Because this man had panic attacks and frequently ‘blanked out’, the first thing I thought of was caffeine. So I asked him about it. His reply: “I never thought of that – I drink about 32 cups of coffee a day.” I hope he was exagerating. And look at all the medications he was taking! The professionals that perscribed them never once asked about his caffeine consumption. Note that even the condition of sleepless legs is also aggravated by caffeine. The diagnoses of ADD and bipolar were probably incorrect in the first place. It sounded to me more like anxiety and depression, two conditions that commonly occur together, and which may be caused or worsened by too much caffeine.
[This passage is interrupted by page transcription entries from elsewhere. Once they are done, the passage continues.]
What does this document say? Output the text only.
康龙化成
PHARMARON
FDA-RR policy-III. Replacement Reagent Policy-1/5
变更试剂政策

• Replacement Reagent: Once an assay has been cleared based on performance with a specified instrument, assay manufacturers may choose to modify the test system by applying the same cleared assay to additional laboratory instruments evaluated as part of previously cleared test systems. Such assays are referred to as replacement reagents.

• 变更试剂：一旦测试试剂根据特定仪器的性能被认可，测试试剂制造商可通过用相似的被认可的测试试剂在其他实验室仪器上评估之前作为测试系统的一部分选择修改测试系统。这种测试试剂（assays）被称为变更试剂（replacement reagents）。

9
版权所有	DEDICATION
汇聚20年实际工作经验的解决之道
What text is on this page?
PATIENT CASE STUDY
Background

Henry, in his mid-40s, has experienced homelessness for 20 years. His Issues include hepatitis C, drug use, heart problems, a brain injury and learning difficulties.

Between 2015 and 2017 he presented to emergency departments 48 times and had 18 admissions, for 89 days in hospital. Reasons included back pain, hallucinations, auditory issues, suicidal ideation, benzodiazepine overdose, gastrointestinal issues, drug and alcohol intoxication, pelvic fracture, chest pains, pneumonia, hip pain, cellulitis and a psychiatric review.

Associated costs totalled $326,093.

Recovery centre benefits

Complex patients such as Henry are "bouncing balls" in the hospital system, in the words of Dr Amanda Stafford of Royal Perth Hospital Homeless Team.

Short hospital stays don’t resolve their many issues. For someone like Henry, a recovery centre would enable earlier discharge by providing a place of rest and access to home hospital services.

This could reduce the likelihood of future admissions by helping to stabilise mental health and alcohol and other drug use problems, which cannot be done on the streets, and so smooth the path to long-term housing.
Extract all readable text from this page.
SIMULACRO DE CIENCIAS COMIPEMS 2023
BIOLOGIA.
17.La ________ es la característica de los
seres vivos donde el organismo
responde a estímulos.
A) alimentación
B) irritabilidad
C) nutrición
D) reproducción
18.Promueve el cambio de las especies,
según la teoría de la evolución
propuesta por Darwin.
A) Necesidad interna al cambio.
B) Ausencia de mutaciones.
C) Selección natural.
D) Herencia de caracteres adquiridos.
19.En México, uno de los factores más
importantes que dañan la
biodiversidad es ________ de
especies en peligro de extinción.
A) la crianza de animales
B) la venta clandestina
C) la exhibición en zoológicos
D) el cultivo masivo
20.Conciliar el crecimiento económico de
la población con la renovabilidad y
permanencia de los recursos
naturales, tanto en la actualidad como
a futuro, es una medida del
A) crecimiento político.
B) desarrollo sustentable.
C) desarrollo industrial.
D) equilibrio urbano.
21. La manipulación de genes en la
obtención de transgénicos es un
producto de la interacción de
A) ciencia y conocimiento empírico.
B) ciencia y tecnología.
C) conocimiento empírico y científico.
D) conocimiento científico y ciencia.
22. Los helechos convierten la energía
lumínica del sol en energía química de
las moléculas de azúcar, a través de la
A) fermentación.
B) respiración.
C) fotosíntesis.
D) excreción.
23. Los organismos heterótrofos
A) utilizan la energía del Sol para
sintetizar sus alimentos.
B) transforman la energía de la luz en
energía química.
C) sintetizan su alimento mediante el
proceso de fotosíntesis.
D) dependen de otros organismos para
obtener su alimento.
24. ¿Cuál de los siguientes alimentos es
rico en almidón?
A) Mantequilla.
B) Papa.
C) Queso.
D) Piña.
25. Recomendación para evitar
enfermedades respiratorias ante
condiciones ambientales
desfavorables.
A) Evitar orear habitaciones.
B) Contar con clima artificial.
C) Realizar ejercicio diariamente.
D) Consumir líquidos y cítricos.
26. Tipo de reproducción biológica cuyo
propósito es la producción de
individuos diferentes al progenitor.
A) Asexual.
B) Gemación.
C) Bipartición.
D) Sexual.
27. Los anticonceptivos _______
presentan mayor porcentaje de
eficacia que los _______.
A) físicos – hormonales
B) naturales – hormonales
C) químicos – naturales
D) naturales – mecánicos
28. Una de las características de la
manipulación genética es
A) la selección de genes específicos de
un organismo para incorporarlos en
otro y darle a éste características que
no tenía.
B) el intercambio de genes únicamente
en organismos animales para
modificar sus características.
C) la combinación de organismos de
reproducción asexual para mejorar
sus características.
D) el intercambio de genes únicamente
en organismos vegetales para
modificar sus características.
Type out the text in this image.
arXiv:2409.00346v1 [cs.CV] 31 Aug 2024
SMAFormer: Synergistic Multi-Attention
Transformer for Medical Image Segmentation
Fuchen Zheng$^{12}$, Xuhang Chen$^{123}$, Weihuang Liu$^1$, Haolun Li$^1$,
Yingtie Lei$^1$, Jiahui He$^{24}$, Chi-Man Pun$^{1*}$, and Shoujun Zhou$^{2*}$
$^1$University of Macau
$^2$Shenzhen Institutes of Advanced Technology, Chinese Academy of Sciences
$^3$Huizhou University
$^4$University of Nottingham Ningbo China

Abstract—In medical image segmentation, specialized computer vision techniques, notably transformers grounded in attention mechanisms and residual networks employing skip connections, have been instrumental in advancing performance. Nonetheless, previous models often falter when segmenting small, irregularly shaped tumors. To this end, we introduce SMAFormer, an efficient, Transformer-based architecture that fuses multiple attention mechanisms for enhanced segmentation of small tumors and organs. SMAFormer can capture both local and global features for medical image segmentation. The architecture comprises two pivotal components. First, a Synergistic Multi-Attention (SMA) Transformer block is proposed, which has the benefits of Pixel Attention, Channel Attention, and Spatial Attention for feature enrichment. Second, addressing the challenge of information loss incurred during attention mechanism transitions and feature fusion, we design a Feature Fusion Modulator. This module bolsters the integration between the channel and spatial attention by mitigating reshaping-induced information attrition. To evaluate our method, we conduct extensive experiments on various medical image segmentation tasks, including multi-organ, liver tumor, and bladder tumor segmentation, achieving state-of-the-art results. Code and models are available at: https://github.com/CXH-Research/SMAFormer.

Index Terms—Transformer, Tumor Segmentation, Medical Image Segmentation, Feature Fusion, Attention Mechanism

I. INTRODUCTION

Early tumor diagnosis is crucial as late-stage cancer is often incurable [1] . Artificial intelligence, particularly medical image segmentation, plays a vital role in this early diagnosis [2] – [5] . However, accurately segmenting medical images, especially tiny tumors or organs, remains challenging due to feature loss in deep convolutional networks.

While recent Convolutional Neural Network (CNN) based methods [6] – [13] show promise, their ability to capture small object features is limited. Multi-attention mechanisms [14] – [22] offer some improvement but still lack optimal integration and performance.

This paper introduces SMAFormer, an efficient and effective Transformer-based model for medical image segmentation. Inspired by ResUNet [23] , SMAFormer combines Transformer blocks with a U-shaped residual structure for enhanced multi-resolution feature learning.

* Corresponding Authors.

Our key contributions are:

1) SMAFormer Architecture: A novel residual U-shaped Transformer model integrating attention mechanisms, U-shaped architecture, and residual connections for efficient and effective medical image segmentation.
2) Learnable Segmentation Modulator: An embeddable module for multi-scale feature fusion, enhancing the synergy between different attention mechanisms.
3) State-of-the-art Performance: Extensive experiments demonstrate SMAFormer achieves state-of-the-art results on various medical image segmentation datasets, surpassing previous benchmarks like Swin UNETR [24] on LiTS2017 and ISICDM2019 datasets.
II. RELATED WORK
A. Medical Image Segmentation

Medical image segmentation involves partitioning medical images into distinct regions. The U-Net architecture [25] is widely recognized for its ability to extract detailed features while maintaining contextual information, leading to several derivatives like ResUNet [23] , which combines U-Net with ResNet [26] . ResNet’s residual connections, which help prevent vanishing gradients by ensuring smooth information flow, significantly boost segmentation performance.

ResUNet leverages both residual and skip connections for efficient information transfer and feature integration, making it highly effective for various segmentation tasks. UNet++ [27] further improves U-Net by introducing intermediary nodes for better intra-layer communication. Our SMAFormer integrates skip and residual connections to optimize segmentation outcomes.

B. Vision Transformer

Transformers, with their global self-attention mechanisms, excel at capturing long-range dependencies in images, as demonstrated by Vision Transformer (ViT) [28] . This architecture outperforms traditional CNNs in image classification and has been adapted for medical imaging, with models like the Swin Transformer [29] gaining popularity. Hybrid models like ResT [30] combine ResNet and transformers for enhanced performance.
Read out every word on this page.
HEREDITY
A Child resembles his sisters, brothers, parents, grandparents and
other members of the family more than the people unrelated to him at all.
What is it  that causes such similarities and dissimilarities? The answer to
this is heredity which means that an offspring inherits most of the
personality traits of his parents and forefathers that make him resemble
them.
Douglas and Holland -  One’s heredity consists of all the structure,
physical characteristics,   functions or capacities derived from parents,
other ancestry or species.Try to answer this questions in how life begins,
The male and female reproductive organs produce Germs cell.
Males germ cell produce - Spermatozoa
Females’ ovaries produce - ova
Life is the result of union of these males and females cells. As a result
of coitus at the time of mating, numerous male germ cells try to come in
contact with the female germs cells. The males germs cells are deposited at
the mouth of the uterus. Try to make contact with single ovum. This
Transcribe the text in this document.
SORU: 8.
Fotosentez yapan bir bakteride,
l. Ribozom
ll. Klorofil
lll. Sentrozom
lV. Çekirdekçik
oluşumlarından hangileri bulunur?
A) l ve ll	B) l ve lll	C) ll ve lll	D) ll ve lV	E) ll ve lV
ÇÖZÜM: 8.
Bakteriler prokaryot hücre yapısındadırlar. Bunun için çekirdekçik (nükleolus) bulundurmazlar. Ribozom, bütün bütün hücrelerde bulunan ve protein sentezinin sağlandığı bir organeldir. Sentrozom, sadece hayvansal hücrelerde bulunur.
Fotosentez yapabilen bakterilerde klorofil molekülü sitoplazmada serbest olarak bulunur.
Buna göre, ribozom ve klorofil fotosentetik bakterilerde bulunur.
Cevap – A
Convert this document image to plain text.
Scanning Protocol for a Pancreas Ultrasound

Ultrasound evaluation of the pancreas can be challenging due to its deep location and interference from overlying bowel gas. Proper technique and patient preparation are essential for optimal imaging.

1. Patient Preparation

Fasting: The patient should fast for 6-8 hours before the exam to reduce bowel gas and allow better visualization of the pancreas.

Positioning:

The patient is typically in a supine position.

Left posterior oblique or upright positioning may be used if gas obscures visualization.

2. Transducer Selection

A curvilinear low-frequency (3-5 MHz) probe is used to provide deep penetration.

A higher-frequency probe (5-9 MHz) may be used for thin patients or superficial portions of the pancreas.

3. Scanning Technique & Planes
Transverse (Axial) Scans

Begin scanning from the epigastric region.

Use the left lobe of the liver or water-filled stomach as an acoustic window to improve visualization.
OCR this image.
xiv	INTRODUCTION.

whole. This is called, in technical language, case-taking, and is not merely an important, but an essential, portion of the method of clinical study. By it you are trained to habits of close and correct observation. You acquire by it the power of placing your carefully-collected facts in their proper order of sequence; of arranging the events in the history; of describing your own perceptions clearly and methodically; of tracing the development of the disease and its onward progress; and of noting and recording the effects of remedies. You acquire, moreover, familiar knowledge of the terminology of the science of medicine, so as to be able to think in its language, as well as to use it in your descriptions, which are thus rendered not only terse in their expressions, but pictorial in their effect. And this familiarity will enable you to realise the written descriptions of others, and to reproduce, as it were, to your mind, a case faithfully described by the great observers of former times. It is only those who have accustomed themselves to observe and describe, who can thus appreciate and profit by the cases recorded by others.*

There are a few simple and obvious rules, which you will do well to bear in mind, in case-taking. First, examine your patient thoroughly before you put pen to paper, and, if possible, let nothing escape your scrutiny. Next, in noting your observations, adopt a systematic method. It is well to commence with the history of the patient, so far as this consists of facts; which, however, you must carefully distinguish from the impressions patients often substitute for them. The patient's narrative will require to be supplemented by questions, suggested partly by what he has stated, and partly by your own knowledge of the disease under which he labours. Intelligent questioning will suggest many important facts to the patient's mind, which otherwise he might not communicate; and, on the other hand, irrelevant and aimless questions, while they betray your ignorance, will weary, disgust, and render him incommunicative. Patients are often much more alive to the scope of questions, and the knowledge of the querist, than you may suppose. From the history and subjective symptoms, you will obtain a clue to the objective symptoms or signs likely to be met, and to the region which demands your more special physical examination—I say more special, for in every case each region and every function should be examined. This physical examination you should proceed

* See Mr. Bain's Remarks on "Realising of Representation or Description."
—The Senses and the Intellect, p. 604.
The caffeine induces anxiety, and the lack of good sleep induces depression.
It’s often said that people classified as ADD are prone to be sugar and caffeine junkies. Actually, it’s so prevalent it has become a bit of a joke. Research has shown that people have natural variations in their dopamine system, the neurotransmitter system in the brain that is most often implicated in ADD. A “risk taking gene” that may be related to the dopamine system was even identified and found to be more common in people with ADD, although many people not classified as ADD also have the gene. Such people theoretically spend much of their lives looking for a “dopamine” fix to clear their heads and feel alive. They might do this via novelty or thrill seeking, exercise, intellectual pursuits, or through artificial chemical means such as caffeine, nicotine or alcohol. One study of nearly 2,000 twins suggested that heavy caffeine consumption is 80 percent genetic, while physical dependence on caffeine (resulting in withdrawal symptoms) was 40 percent inherited.
In the long run, this habit of grabbing something loaded with both sugar and caffeine is counterproductive. Besides the previously mentioned problems with caffeine, the drug also appears to affect the body’s insulin system, interfering in the movement of sugar from your blood to the cells of your brain. This is related to hypoglycemia or insulin resistence. And studies suggest that some people classified with ADD have a lower rate of glucose metabolism in their brains. In fact, the sugar fix that so many people with ADD seem to need may well be an attempt to correct this problem. It works, but only for a very short time, and in the long run the problem becomes worse.
 “Caffeine Intake, Tolerance, and Withdrawal in Women: A Population-Based Twin Study”, Kenneth S. Kendler and Carol A. Prescott, Am. J. Psychiatry 1999; 156: 223-228.